The Flaw in Trying to Paint Biden as Another Hillary Clinton

Elections
Joe Biden speaks at the kickoff rally of his 2020 presidential campaign in Philadelphia, Pa., May 18, 2019. (Jonathan Ernst/Reuters)

The 2020 Democratic front-runner doesn’t carry the same baggage.

Is Joe Biden Hillary Clinton — or George W. Bush?

The first, most obvious and literal answer is, he’s neither. He’s Joe Biden, one of the most known and familiar personalities in American politics.

Matt Continetti, editor of the Washington Free Beacon, recently asked: “Is Biden the new Hillary?”

“Trump plans to wage the same sort of campaign against Biden that he did against Hillary Clinton in 2016,” Continetti wrote for National Review. “Back then, Trump defined Hillary as the candidate of entrenched interests who used a long career in politics for familial gain. He highlighted Clinton’s support for the 1994 crime bill and for NAFTA and TPP, driving wedges between the former secretary of state and important Democratic constituencies. And he went after Hillary’s foreign-policy credentials, painting her as an interventionist who had weakened America’s standing in the world.”

Continetti is surely correct that this is Team Trump’s game plan. Both D.C. scuttlebutt and public reporting suggest that they see Biden as the biggest threat to Trump’s reelection prospects. That’s certainly borne out in the polls, which show Biden leading Trump by 8 points (according to the RealClearPolitics average). Biden’s lead in some crucial states is even more worrisome for Trump.

A recent Quinnipiac poll had him ahead by double digits — 53 percent to 42 percent — in Pennsylvania. Biden has a 10.5 percentage-point lead in Michigan, 8 points in Wisconsin (though polling there is sparse), and 4 points in Ohio, and is tied in Florida, according to the RealClearPolitics average.

Trump won the Electoral College by taking a handful of states out of the traditional Democratic column with razor-thin margins. It’s insanely early, but the scary part for Trump is that Biden is not only wildly beating the other Democrats in the field, he’s also outperforming Clinton at a comparable time in 2015.

And this points to a possible flaw in the effort to turn Biden into another Hillary. Clinton ran as an experienced Washington hand, Continetti notes. But “after 16 months of Trump attacks, 77,000 voters in three states denied her the presidency,” he adds. “The same could happen again to a nominee easily caricatured as the epitome of Beltway cluelessness. What looks like Joe Biden’s greatest strength — electability born of experience — may also be a debilitating weakness.”

Maybe. But while Trump’s attacks on Clinton were surely effective at times, Trump was aided enormously by the fact that Americans, particularly Republican and Republican-friendly ones, were skeptical or outright hostile to her already, thanks to decades of experience with, and criticism of, her. Trump didn’t define Clinton as much as she did.

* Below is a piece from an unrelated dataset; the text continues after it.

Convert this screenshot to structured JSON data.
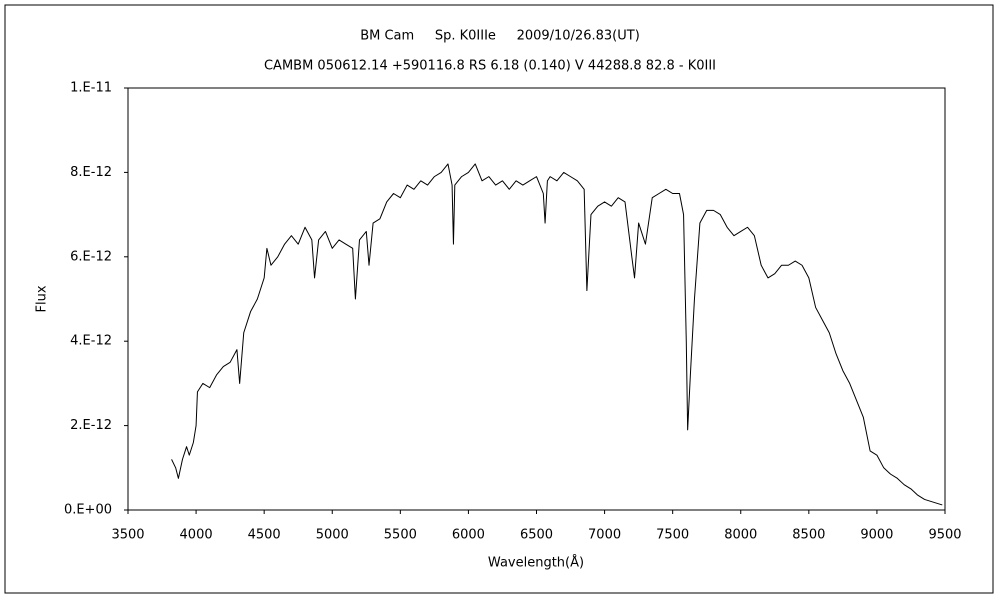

Moreover, implicit to her campaign was the promise of both a third Obama term and a restoration of the Clinton dynasty. Trump did not need to work all that hard to convince voters exhausted or frustrated by the Obama years or disdainful of Clinton Inc. to vote against her.

Biden occupies a different space, psychologically and politically. There’s a lot of conventional wisdom in Washington that the early front-runner always loses. And that’s true except when it isn’t. In 2003, former Vermont governor Howard Dean dominated the polls. Then he lost Iowa, screamed, and eventually skulked away.

But in 1999, George W. Bush dominated the polls and, except for a brief scare from Senator John McCain in the New Hampshire primary, essentially cruised to victory.

A key part of Bush’s early success, not just in polls but in fundraising, stemmed from the fact that he was promising a Bush restoration. Indeed, some of his early approval ratings were a direct result of nostalgia for his father, with whom he shared a name.

Also, he was offering a referendum on the incumbent president and the scandals and partisanship that defined the end of his administration. He vowed to restore “honor and dignity to the Oval Office” and to be a “uniter not a divider.”

The very different context notwithstanding, this is pretty much Biden’s campaign message. The ideological, activist, and Twitter-obsessed base of the Democratic party may not like Biden’s pitch. But it sure looks like rank-and-file Democrats do, particularly African-American women who may see in Biden something of an Obama restoration.

Of course, Biden can blow it, as he did the two previous times he ran for president. But counting on the past repeating itself is a good strategy only when you pick the right example from the past.

© 2019 Tribune Content Agency LLC

Jonah Goldberg, a senior editor of National Review and the author of Suicide of the West, holds the Asness Chair in Applied Liberty at the American Enterprise Institute.